Chicago also fares poorly compared to other cities. On the most recent national exam, Chicago fourth-graders didn't come close to the average scores posted by students in other large urban districts, in either reading or math.
There are some bright spots. Some elementary schools taken over by private turnaround specialists - and bolstered with millions in additional public and private funds - have boosted test scores significantly.
Some charter high schools, too, have dramatically raised scores and college matriculation rates among their low-income students, who must commit to spend hundreds more hours in the classroom than their peers and follow a rigid code of behavior.
"Parents have voted with their feet," said Michael Milkie, the CEO of the Noble network of charter high schools, which has thousands of families on its waiting list. If city leaders push ahead with plans to expand the charter network, including eight new Noble campuses over the next four years, "Chicago can serve as a model for the nation," Milkie said.

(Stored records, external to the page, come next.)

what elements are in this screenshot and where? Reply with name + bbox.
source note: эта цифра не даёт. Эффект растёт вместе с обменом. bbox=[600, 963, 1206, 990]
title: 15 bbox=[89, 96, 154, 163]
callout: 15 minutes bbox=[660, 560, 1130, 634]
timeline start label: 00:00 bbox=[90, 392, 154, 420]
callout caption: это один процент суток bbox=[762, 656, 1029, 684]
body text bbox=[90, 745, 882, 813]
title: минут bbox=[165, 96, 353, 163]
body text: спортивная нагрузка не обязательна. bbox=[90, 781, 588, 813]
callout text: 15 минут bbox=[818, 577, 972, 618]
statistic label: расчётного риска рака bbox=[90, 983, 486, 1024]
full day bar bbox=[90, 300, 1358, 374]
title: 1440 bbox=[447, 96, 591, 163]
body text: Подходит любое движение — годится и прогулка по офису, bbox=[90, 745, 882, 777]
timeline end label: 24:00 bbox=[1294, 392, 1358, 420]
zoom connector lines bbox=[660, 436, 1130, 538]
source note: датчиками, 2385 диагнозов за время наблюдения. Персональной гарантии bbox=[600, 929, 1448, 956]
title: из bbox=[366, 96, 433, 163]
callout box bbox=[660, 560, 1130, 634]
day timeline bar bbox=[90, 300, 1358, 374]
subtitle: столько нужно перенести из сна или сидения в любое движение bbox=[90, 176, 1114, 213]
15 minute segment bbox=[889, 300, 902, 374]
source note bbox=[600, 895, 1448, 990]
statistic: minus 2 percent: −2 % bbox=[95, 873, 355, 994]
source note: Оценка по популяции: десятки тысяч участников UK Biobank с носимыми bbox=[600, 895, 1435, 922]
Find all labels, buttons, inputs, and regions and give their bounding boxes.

Yet teachers, backed by some civic activists, contend that while some charters stocked with highly motivated students have flourished, Chicago's reform policies have hurt public education overall.

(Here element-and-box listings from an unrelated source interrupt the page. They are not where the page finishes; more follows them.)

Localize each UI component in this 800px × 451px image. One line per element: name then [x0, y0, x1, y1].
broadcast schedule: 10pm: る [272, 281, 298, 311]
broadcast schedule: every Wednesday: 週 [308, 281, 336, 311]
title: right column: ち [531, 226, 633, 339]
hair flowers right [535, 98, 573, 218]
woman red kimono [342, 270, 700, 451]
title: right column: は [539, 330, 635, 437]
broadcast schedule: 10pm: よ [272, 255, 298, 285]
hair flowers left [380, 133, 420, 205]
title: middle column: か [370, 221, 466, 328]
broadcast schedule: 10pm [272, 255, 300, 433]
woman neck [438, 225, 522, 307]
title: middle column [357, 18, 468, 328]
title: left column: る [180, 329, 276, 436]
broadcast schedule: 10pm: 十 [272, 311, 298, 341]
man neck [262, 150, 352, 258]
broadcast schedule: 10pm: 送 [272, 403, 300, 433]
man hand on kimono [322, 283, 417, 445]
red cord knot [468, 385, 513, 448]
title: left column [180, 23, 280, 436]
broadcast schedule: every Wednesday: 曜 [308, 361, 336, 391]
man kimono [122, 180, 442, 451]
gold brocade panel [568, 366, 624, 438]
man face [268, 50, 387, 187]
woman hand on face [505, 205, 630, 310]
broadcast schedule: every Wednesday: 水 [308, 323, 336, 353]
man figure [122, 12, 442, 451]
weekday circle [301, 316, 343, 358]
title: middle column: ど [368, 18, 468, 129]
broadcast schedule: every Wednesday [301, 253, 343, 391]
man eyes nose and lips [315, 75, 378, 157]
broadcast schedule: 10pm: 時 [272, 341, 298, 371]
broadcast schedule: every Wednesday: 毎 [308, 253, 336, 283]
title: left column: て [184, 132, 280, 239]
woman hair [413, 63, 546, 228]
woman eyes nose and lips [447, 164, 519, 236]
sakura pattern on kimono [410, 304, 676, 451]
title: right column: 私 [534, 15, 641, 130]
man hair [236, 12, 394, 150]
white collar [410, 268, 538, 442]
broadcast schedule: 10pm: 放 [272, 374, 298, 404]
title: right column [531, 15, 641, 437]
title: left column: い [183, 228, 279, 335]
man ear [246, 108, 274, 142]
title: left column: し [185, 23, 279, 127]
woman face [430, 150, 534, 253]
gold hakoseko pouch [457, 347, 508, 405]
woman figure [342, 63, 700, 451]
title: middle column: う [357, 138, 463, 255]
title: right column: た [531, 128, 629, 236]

They complain that regular neighborhood schools suffer with crumbling facilities and overcrowded classrooms while privately run charters and turnaround schools get pricey renovations, new equipment and additional staff.
And they argue that closing schools has destabilized poor neighborhoods and even sparked violence, as rival gangs end up crammed together into the schools that remain.
Some parents praise Mayor Emanuel for the courage to stand up to the unions and replace failing neighborhood schools with charters. "It's about our kids," said Fri Baez, whose third-grade daughter attends a charter school and is already planning for college.
Other parents, however, have yet to find their place in the new landscape.
Lisa Kulisek lives just a short walk from three magnet and charter schools with good reputations. But they receive so many applications, they choose their students by lottery. Kulisek said she has been told that her daughter, now in preschool, has less than a 10 percent chance of landing a slot. That would leave her to attend the only neighborhood school left in the area, which is farther away, posts terrible test scores, and primarily serves a destitute public housing complex.
Kulisek says she worries that by emphasizing charter schools the reforms have created a two-tier system.
"If everyone who can get out, does get out, there isn't going to be much of a system of public education left, and that terrifies me," she said. "For some of us, the public school system is all we have."